December 18,1998 (Ira Pilgrim)

Specialization

No man can be a pure specialist without being in the strict sense an idiot.

George Bernard Shaw, 1903

We live in an age of specialization. In fact, we have carried specialization to its ultimate end; everything is specialized.

Probably specialization started when the logical decision was made that men would go out and hunt and women would stay in camp and have and care for the babies. This logical decision is now in the process of being reversed and the only thing that stands in the way of a complete reversal is that we haven't yet figured out how to get men pregnant.

There have been some peculiar forms of specialization in the past. In merry olde England, the prince had a whipping boy. When the prince misbehaved, the whipping boy was whipped. These bits of idiocy were restricted to the ruling classes. The laboring classes couldn't afford such luxuries.

Specialization has since proceded inexorably to the present day, where everything is specialized. To make a garment, one group of people make the thread, others weave the cloth, others mark the cloth, others cut it, others sew it, iron it, pack it, transport it and so on until it reaches the person who buys and wears it.

There are still people who make their own clothes, bake their own bread and build their own houses, but these people constitute a small minority of our population.
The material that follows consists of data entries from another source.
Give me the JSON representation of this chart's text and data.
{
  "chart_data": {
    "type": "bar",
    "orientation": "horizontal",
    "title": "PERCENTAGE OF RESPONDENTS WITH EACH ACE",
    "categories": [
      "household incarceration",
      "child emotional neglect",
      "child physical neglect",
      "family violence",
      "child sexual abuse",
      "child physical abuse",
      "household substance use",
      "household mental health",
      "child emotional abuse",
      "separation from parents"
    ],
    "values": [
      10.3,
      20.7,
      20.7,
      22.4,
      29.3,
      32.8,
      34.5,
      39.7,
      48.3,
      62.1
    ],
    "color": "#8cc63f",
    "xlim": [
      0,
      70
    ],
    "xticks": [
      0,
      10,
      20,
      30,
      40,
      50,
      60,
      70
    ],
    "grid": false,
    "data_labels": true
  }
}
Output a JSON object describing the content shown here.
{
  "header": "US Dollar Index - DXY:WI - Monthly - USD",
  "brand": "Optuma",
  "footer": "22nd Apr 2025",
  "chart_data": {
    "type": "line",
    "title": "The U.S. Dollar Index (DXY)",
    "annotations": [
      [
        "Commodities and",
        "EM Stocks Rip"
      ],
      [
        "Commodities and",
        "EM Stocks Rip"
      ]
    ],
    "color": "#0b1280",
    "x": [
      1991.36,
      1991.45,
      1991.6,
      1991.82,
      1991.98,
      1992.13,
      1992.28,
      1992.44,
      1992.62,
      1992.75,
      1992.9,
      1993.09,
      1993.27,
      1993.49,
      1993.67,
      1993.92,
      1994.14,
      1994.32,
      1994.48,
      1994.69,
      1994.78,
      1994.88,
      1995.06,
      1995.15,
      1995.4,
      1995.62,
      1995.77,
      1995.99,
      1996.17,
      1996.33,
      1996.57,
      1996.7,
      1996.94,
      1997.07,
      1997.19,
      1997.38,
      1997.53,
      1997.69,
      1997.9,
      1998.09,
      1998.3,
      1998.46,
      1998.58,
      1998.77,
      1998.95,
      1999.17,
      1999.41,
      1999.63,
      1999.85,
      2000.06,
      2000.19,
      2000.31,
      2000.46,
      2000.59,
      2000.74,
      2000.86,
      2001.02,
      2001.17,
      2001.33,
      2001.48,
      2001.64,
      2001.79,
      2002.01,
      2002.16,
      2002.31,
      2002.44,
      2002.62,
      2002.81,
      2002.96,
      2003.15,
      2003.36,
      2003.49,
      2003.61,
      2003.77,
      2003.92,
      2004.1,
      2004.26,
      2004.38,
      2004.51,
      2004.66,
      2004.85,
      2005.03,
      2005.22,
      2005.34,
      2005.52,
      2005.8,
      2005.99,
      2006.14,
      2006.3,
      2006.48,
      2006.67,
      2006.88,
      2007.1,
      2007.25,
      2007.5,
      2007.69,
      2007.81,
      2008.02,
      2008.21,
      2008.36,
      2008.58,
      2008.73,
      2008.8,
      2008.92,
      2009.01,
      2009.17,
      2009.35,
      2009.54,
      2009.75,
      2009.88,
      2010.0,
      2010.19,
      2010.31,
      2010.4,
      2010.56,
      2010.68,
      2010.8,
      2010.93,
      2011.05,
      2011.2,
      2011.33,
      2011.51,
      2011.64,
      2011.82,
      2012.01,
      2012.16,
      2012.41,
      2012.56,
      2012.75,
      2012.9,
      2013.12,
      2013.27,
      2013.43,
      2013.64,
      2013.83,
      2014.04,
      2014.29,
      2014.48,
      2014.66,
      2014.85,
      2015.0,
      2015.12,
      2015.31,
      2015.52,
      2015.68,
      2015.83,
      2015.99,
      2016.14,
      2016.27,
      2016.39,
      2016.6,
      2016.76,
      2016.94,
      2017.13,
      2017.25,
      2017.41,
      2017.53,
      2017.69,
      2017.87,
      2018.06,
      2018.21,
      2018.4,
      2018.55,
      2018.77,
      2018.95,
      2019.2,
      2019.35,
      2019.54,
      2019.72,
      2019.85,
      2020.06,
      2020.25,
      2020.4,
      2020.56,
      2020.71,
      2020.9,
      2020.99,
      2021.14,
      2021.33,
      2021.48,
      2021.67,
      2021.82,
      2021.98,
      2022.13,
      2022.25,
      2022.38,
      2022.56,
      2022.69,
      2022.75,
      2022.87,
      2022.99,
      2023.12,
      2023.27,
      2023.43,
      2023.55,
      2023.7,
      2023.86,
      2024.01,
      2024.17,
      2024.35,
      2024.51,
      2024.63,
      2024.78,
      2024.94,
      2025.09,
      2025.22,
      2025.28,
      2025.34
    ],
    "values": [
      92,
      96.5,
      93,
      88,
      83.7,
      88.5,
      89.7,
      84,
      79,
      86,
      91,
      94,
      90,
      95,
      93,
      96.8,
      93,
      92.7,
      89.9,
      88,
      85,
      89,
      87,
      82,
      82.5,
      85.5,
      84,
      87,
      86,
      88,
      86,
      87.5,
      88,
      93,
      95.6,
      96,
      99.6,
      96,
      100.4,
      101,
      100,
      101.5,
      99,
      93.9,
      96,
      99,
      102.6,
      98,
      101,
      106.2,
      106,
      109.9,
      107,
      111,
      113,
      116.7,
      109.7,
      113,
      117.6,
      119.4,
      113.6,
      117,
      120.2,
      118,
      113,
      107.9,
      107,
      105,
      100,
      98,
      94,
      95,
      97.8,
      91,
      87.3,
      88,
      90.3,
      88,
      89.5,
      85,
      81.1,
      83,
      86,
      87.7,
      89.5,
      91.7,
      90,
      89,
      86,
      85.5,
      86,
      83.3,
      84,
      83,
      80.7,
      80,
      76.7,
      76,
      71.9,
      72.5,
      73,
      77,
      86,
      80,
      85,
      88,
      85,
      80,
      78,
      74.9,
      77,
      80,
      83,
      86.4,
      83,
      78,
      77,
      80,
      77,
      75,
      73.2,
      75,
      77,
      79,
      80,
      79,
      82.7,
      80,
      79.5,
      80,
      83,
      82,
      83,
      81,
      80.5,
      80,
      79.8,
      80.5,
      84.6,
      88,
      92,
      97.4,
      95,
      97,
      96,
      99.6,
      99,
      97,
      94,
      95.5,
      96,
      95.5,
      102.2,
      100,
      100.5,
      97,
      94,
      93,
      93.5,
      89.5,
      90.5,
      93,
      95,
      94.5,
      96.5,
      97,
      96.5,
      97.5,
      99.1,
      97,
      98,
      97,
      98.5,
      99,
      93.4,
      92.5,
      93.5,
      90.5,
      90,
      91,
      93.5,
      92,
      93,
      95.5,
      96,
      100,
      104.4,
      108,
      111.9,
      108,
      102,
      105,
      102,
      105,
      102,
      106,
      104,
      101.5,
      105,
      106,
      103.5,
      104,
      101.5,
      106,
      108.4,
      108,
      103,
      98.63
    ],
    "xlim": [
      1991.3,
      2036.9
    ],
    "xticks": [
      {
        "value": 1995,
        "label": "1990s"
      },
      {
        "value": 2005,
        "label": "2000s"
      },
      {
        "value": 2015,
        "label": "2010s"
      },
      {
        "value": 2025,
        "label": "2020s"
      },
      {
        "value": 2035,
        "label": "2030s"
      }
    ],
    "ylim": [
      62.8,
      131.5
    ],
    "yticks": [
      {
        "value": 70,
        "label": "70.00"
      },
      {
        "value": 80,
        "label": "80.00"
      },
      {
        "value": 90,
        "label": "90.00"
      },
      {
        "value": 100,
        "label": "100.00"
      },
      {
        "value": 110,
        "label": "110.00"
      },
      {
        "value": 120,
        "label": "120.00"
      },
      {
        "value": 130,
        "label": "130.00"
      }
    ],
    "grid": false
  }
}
While no one is looked down upon for changing a tire, a middle aged person who repairs his own car is viewed as distinctly eccentric. He is, in some way, not supporting the established order of things; the way that things are and aught to be. He is a case of arrested development, having been arrested in his teens. A woman who repairs her own car is beyond the pale; she is considered downright peculiar.

Some sports are tied to ways of life. Swimming, which is done for fun by the children, is necessary to a fishing culture. Running was also essential to some cultures. Play becomes institutionalized when younger children play the games that they see the older kids play. I was amazed, when I visited the site of my childhood, to find the kids playing the same games that I played there two generations before. Games with rules train children to cooperate. It was said that "the battle of Waterloo was won on the playing fields of Eaton". I doubt that it was, but the quote has a nice ring to it.

The rules of sandlot baseball are almost identical to those used by the professionals and they have changed little over years. However, baseball has evolved from something that men and boys did on Saturday afternoon into a spectator sport. Saturday family outings to the ball park have been replaced by viewing the game on television.

The pleasures of our childhood never leave us. What we enjoyed as children, we will enjoy as adults. A psychologist once pointed out to me that the the reason that I took to skiing in my forties was because I had enjoyed playing in snow as a child and skiing was just adult snow play. Hawiians don't ordinarily enjoy skiing unless it's on water. Most children of today enjoy television. Think about it!

Now even the play of the working class is specialized. We now have professionals who play for us while we watch them on television. And the players are also specialized: once a catcher, always a catcher. Some nascent professional ball players begin to specialize in little league.

If this trend continues, it won't be long before the dinner ritual will be replaced by a family sitting down in front of the TV set to watch profession eaters eat. There will even be the Gourmand of the Year and an Eater's Hall of Fame.